Ouvia-se distintamente as vozes dos meus colegas a gritarem palavras que não
tinham razão de ser para a ocasião:
“Ai”...”Ui”... “Ajudem-me, tenho o
cabelo preso”... “Ai”, “Ai”... “Ai, tenho picos nas pernas”...
Olhei para o Lingrinhas
e para a Rosa, que estavam tão aterrados como eu! Que teria acontecido? Tentámos
ver o que se passava no quintal, mas foi em vão: o portão não tinha qualquer
abertura por onde pudéssemos espreitar. Existia apenas uma nesga entre a parede
e as dobradiças do portão, que era insuficiente para conseguirmos ver a
tragédia.
De repente, o quintal
iluminou-se ao mesmo tempo que a porta da cozinha se abria. E uma voz de trovão
fez-se anunciar:
- Quem está aí?
Temia pelo que podia
acontecer ao Fernando e aos outros. E, heroicamente, gritei:
- Senhor Viriato, não lhes faça mal! A
culpa foi minha!
O senhor Viriato abriu o
portão, que rangeu. Olhou para nós, de olhar ameaçador.
- Entrem! – disse, entre dentes.
A Rosa, agarrada ao meu
vestido, começou a soluçar, enquanto dizia:
- “Telesa”, eu “quelo” “il” “pala” a
minha mãe...O “senhol” “Viliato” vai “matal” a gente...
Naquela altura fiquei sem
resposta para lhe dar.
Entrámos devagar.

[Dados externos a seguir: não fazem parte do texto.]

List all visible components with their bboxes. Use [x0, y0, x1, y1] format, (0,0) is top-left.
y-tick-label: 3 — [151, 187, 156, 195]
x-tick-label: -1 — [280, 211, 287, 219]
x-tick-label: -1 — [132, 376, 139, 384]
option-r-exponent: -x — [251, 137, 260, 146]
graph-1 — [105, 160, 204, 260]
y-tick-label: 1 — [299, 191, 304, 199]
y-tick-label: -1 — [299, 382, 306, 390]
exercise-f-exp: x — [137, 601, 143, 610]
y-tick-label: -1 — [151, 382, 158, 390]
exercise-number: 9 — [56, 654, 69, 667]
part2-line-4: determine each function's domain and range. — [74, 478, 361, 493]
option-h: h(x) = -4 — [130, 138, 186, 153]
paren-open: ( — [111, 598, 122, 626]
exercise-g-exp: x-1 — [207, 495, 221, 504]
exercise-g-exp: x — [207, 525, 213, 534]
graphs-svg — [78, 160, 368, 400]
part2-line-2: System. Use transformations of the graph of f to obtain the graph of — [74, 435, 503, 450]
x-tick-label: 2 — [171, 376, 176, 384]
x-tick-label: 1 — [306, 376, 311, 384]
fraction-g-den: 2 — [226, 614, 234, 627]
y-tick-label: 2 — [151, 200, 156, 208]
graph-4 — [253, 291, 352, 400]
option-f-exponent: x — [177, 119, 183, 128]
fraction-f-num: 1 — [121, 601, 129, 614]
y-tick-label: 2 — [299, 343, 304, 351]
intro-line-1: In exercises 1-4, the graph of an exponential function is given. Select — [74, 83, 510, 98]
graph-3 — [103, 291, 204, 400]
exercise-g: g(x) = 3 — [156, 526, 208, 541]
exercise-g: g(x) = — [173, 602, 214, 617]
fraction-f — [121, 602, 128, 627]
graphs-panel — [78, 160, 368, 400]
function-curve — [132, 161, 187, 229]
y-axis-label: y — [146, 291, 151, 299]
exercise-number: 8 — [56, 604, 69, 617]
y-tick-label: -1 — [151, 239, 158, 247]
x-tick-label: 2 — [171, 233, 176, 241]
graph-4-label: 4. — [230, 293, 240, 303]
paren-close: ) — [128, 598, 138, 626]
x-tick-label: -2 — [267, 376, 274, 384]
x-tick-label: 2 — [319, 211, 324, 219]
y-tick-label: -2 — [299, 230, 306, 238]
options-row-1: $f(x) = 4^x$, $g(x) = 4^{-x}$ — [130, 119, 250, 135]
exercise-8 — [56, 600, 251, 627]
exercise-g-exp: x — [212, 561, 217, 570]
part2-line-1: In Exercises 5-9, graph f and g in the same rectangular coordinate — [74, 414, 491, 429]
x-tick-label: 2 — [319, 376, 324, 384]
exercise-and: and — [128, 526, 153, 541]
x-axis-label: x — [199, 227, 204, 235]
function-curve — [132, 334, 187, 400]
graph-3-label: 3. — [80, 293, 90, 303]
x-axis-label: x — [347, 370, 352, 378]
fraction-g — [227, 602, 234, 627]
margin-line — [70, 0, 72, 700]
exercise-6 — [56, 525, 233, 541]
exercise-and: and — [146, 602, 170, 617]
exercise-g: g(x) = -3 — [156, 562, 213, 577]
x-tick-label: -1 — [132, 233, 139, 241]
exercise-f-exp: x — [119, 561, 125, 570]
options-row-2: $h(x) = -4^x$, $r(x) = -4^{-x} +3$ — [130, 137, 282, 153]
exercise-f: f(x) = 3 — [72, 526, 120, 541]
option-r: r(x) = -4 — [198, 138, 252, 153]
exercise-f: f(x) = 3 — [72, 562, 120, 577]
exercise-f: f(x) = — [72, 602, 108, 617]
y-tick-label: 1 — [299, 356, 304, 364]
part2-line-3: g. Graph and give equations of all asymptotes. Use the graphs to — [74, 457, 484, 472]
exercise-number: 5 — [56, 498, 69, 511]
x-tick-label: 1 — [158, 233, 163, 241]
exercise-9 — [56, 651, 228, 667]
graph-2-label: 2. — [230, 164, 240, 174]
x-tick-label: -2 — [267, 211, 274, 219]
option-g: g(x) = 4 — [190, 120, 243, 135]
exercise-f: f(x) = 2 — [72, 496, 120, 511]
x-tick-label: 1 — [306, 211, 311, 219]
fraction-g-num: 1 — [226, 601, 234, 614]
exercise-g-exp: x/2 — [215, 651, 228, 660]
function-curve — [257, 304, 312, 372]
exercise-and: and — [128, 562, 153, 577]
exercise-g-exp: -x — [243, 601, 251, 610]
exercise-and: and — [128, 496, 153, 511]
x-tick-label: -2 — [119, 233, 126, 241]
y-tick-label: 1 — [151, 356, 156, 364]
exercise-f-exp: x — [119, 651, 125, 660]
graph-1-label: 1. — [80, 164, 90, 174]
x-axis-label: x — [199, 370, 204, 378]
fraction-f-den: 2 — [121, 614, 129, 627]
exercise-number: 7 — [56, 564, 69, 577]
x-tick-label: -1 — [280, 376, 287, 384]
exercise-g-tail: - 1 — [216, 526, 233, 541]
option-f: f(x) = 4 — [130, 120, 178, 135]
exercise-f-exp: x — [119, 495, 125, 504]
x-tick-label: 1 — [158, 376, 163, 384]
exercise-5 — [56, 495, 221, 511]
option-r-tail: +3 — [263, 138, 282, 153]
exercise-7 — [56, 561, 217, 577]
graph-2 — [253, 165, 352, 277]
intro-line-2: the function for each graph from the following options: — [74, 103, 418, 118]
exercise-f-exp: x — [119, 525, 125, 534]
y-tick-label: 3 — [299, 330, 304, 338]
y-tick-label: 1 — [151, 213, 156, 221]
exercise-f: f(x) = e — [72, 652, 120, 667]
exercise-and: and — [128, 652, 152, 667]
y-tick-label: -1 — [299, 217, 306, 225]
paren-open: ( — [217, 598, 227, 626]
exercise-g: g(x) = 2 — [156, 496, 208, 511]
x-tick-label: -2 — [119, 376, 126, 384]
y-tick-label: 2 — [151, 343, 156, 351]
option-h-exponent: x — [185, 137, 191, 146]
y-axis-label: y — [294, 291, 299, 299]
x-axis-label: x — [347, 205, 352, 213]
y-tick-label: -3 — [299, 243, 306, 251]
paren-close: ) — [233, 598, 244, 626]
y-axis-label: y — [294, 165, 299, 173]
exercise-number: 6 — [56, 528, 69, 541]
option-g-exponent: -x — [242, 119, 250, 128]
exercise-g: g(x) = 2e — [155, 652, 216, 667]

Decerto
que aquele caminho nos levaria à forca ou, na melhor das hipóteses, à prisão.
Lembro-me de ter pensado onde ficaria a prisão mais próxima.
O que vimos deixou-nos
estupefactos. Os assaltantes tinham caído direitinhos em cima das roseiras do
senhor Viriato! O Fernando e a Ana tinham a cara toda arranhada. A Vera,
esforçava-se por soltar o cabelo loiro dos picos . A Rita soluçava, enquanto
olhava para um grande rasgão no seu vestido azul. O Eduardo tentava soltar o calção dos picos
de uma roseira cor de fogo e o Pinotes saltitava ao redor deles, dando muito ao
rabo. Continuava a julgar que brincávamos às escondidas.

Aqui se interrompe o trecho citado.